Safety and tolerability will be assessed by an Independent Data Safety Monitoring Board
(DSMB) after completion of each cohort, before escalation to the next dose level will be
allowed. The next dose escalation will happen no sooner than one week after the last dose of
study drug at the previous dosing level has been administered. Safety stopping rules will be
specified for this study. Within the first dose level (300 mg dose), 12 subjects will be
randomized to receive ZS, whereas 6 subjects will be randomized to receive placebo for a
total of 18 subjects in this first cohort. In the next two cohorts (3 g and 10 g doses), 24
subjects per cohort will be randomized to receive ZS, whereas 12 subjects per cohort will be
randomized to receive placebo for a total of 36 subjects in each of the second and third
cohorts.

Inclusion Criteria:

- Provision of written informed consent.

- Over 18 years of age.

- GFR between 40-60 ml/min as estimated by the CKD-EPI equation. After screening two
additional GFR values of between 40-60ml/min must be repeated within 24 hours before
inclusion is allowed.

- S-K between 5.0 - 6.0 mmol/l (inclusive) during Study Day 0.
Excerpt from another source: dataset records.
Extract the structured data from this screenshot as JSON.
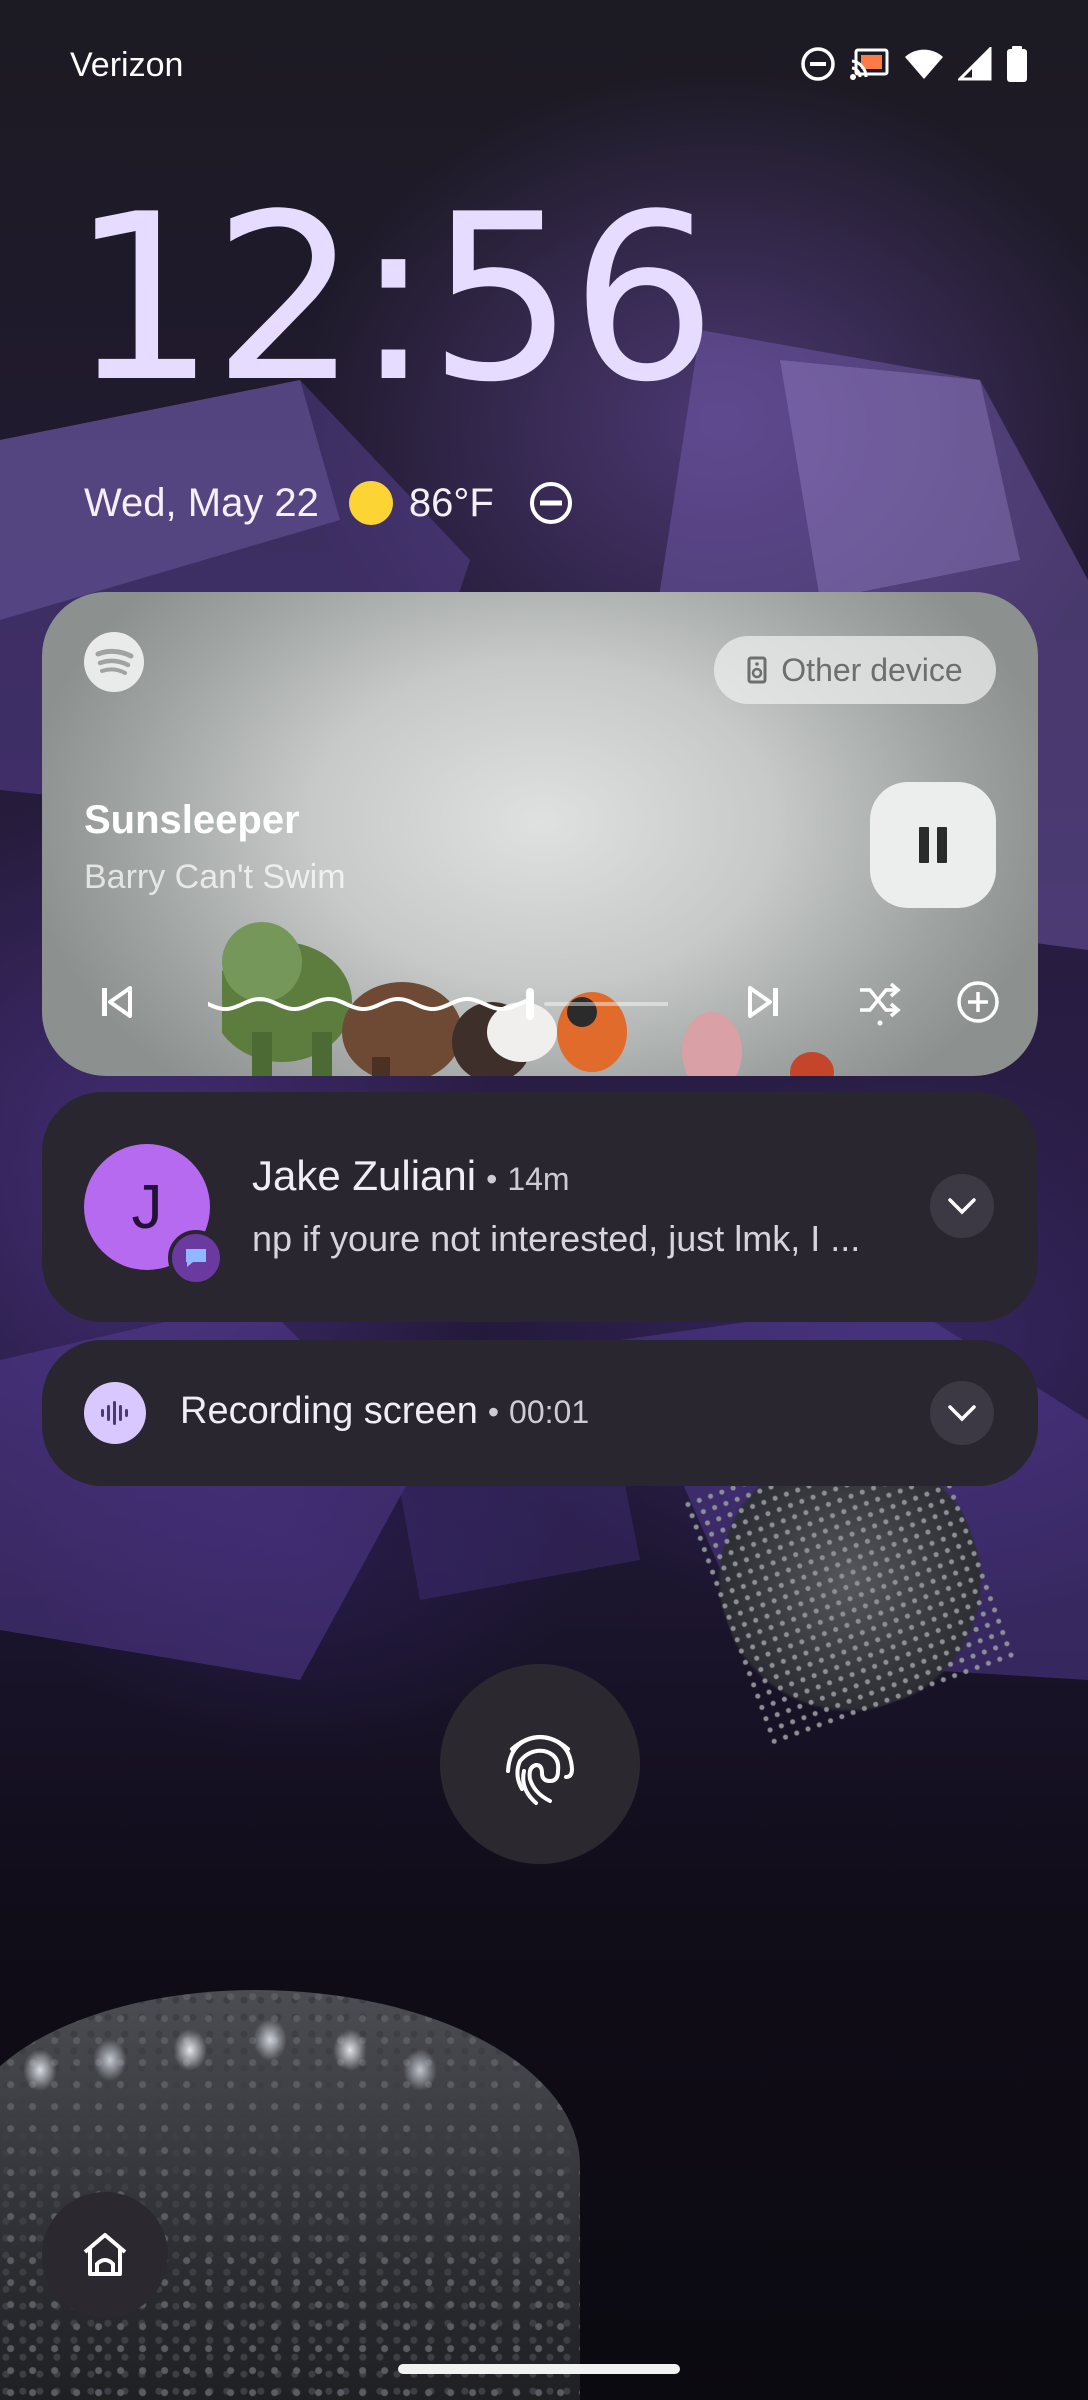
{
  "status_bar": {
    "carrier": "Verizon",
    "icons": [
      "do-not-disturb-icon",
      "cast-icon",
      "wifi-icon",
      "cell-signal-icon",
      "battery-icon"
    ]
  },
  "lockscreen": {
    "time": "12:56",
    "date": "Wed, May 22",
    "temperature": "86°F",
    "weather_icon": "sun-icon"
  },
  "media": {
    "app_icon": "spotify-icon",
    "output_device": "Other device",
    "title": "Sunsleeper",
    "artist": "Barry Can't Swim",
    "playback_state": "playing",
    "progress": 0.7,
    "controls": [
      "previous-icon",
      "next-icon",
      "shuffle-icon",
      "add-icon"
    ]
  },
  "notifications": [
    {
      "sender": "Jake Zuliani",
      "time": "14m",
      "avatar_initial": "J",
      "avatar_color": "#b56af0",
      "message": "np if youre not interested, just lmk, I ..."
    },
    {
      "title": "Recording screen",
      "time": "00:01"
    }
  ],
  "separator": "•"
}
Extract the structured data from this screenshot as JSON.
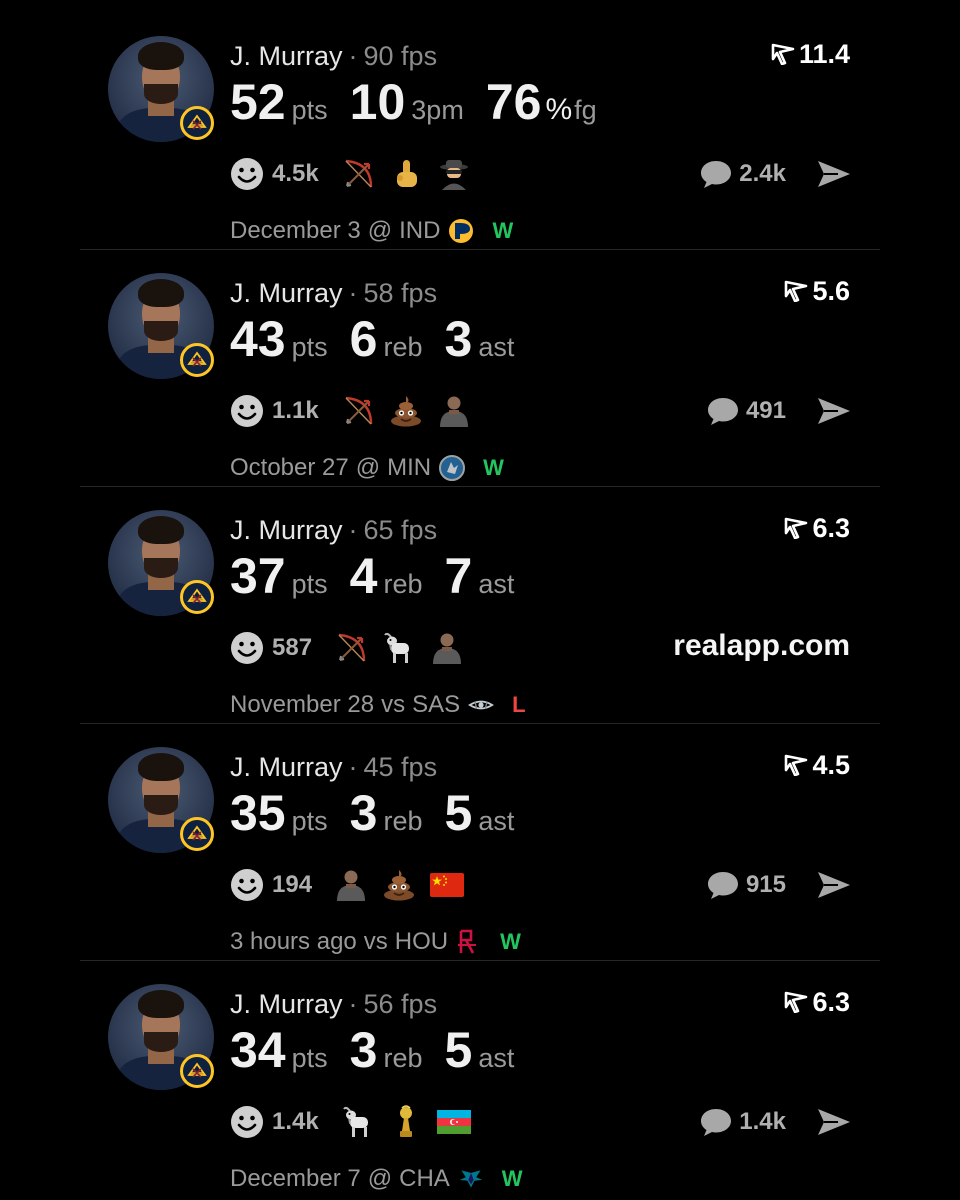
{
  "colors": {
    "background": "#000000",
    "win": "#22c55e",
    "loss": "#ef4444",
    "muted": "#9a9a9a",
    "team_badge_gold": "#fec524",
    "team_badge_navy": "#0e2240"
  },
  "posts": [
    {
      "player": "J. Murray",
      "fps": "90 fps",
      "rating": "11.4",
      "stats": [
        {
          "value": "52",
          "unit": "pts"
        },
        {
          "value": "10",
          "unit": "3pm"
        },
        {
          "value": "76",
          "suffix": "%",
          "unit": "fg"
        }
      ],
      "reaction_count": "4.5k",
      "emojis": [
        "bow-and-arrow-icon",
        "middle-finger-icon",
        "spy-icon"
      ],
      "comment_count": "2.4k",
      "date": "December 3",
      "venue": "@",
      "opponent": "IND",
      "opponent_logo": "pacers-logo-icon",
      "result": "W"
    },
    {
      "player": "J. Murray",
      "fps": "58 fps",
      "rating": "5.6",
      "stats": [
        {
          "value": "43",
          "unit": "pts"
        },
        {
          "value": "6",
          "unit": "reb"
        },
        {
          "value": "3",
          "unit": "ast"
        }
      ],
      "reaction_count": "1.1k",
      "emojis": [
        "bow-and-arrow-icon",
        "poop-icon",
        "player-sticker-icon"
      ],
      "comment_count": "491",
      "date": "October 27",
      "venue": "@",
      "opponent": "MIN",
      "opponent_logo": "timberwolves-logo-icon",
      "result": "W"
    },
    {
      "player": "J. Murray",
      "fps": "65 fps",
      "rating": "6.3",
      "stats": [
        {
          "value": "37",
          "unit": "pts"
        },
        {
          "value": "4",
          "unit": "reb"
        },
        {
          "value": "7",
          "unit": "ast"
        }
      ],
      "reaction_count": "587",
      "emojis": [
        "bow-and-arrow-icon",
        "goat-icon",
        "player-sticker-icon"
      ],
      "site": "realapp.com",
      "date": "November 28",
      "venue": "vs",
      "opponent": "SAS",
      "opponent_logo": "spurs-logo-icon",
      "result": "L"
    },
    {
      "player": "J. Murray",
      "fps": "45 fps",
      "rating": "4.5",
      "stats": [
        {
          "value": "35",
          "unit": "pts"
        },
        {
          "value": "3",
          "unit": "reb"
        },
        {
          "value": "5",
          "unit": "ast"
        }
      ],
      "reaction_count": "194",
      "emojis": [
        "player-sticker-icon",
        "poop-icon",
        "china-flag-icon"
      ],
      "comment_count": "915",
      "date": "3 hours ago",
      "venue": "vs",
      "opponent": "HOU",
      "opponent_logo": "rockets-logo-icon",
      "result": "W"
    },
    {
      "player": "J. Murray",
      "fps": "56 fps",
      "rating": "6.3",
      "stats": [
        {
          "value": "34",
          "unit": "pts"
        },
        {
          "value": "3",
          "unit": "reb"
        },
        {
          "value": "5",
          "unit": "ast"
        }
      ],
      "reaction_count": "1.4k",
      "emojis": [
        "goat-icon",
        "trophy-icon",
        "azerbaijan-flag-icon"
      ],
      "comment_count": "1.4k",
      "date": "December 7",
      "venue": "@",
      "opponent": "CHA",
      "opponent_logo": "hornets-logo-icon",
      "result": "W"
    }
  ]
}
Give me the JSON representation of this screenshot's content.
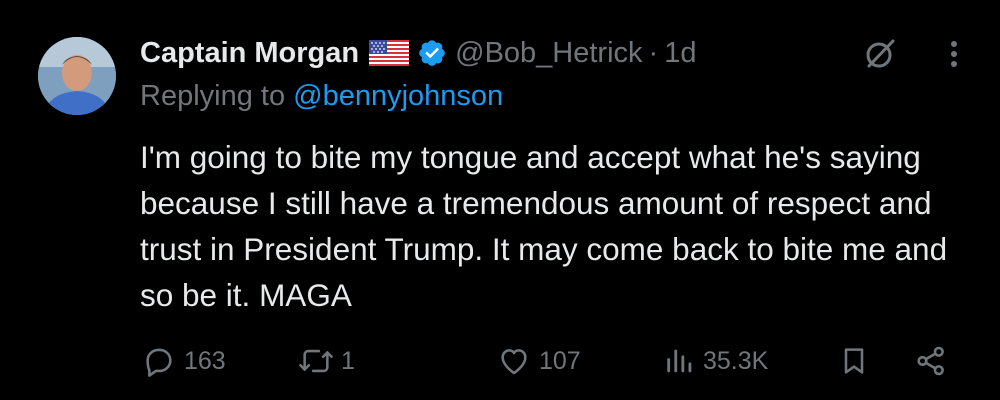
{
  "user": {
    "name": "Captain Morgan",
    "flag_icon": "us-flag-emoji",
    "verified_icon": "verified-badge-icon",
    "handle": "@Bob_Hetrick",
    "separator": "·",
    "time": "1d"
  },
  "reply": {
    "prefix": "Replying to",
    "mention": "@bennyjohnson"
  },
  "tweet_text": "I'm going to bite my tongue and accept what he's saying because I still have a tremendous amount of respect and trust in President Trump. It may come back to bite me and so be it. MAGA",
  "actions": {
    "replies": "163",
    "reposts": "1",
    "likes": "107",
    "views": "35.3K"
  },
  "colors": {
    "background": "#000000",
    "text": "#e7e9ea",
    "secondary": "#71767b",
    "accent": "#1d9bf0"
  }
}
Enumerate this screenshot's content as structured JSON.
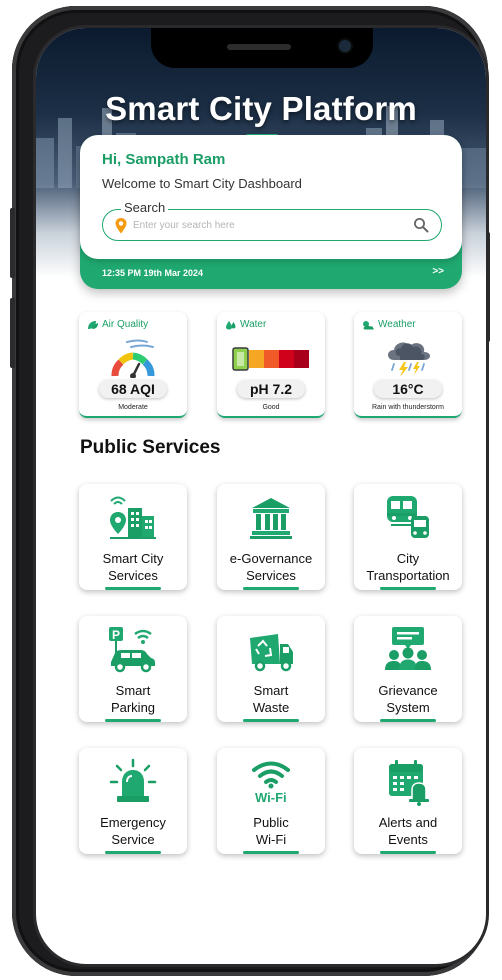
{
  "header": {
    "title": "Smart City Platform"
  },
  "welcome": {
    "greeting": "Hi, Sampath Ram",
    "subtitle": "Welcome to Smart City Dashboard",
    "search_label": "Search",
    "search_placeholder": "Enter your search here",
    "datetime": "12:35 PM 19th Mar 2024",
    "more": ">>"
  },
  "stats": [
    {
      "label": "Air Quality",
      "value": "68 AQI",
      "caption": "Moderate",
      "icon": "leaves-icon"
    },
    {
      "label": "Water",
      "value": "pH 7.2",
      "caption": "Good",
      "icon": "water-drops-icon"
    },
    {
      "label": "Weather",
      "value": "16°C",
      "caption": "Rain with thunderstorm",
      "icon": "cloud-sun-icon"
    }
  ],
  "section_title": "Public Services",
  "services": [
    {
      "label1": "Smart City",
      "label2": "Services",
      "icon": "city-location-icon"
    },
    {
      "label1": "e-Governance",
      "label2": "Services",
      "icon": "government-building-icon"
    },
    {
      "label1": "City",
      "label2": "Transportation",
      "icon": "train-bus-icon"
    },
    {
      "label1": "Smart",
      "label2": "Parking",
      "icon": "parking-car-icon"
    },
    {
      "label1": "Smart",
      "label2": "Waste",
      "icon": "recycle-truck-icon"
    },
    {
      "label1": "Grievance",
      "label2": "System",
      "icon": "grievance-people-icon"
    },
    {
      "label1": "Emergency",
      "label2": "Service",
      "icon": "siren-icon"
    },
    {
      "label1": "Public",
      "label2": "Wi-Fi",
      "icon": "wifi-icon"
    },
    {
      "label1": "Alerts and",
      "label2": "Events",
      "icon": "calendar-bell-icon"
    }
  ],
  "colors": {
    "accent": "#1fa870",
    "accent_dark": "#1a9e66"
  }
}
- Ability to have repeated blood draws or effective venous catheterization.

- Women of child bearing potential must be practicing a highly effective method of birth
control.

Exclusion Criteria:

- Pseudohyperkalemia such as excessive fist clinching hemolyzed blood specimen, severe
leukocytosis or thrombocytosis.

- Subjects treated with lactulose, xifaxan or other non-absorbed antibiotics for
hyperammonemia within the last 7 days.

- Subjects treated with resins (such as sevelamer acetate, calcium acetate or calcium
carbonate, lanthanum carbonate, Sodium polystyrene sulfonate (SPS; e.g. Kayexalate®)
within the last 7 days.

- Subjects with a life expectancy of less than 3 months.

- Subjects who are HIV positive.

- Subjects who are severely physically or mentally incapacitated and who in the opinion
of investigator are unable to perform the subjects' tasks associated with the
protocol.

- Women who are pregnant, lactating, or planning to become pregnant.

- Subjects with Ketoacidosis/Acidemia.

- Cancer within the last 5 years (other than successfully treated basal or squamous cell
carcinoma of the skin, carcinoma in situ of the cervix or early stage prostate
cancer).

- Presence of any condition which, in the opinion of the investigator, places the
subject at undue risk or potentially jeopardizes the quality of the data to be
generated.

- Known hypersensitivity or previous anaphylaxis to Zirconium Silicate or to components
thereof.

- Subjects who have cardiac arrhythmias that require immediate treatment.

- Subjects with ECG changes associated with hyperkalemia.

- Subjects with acute kidney injury.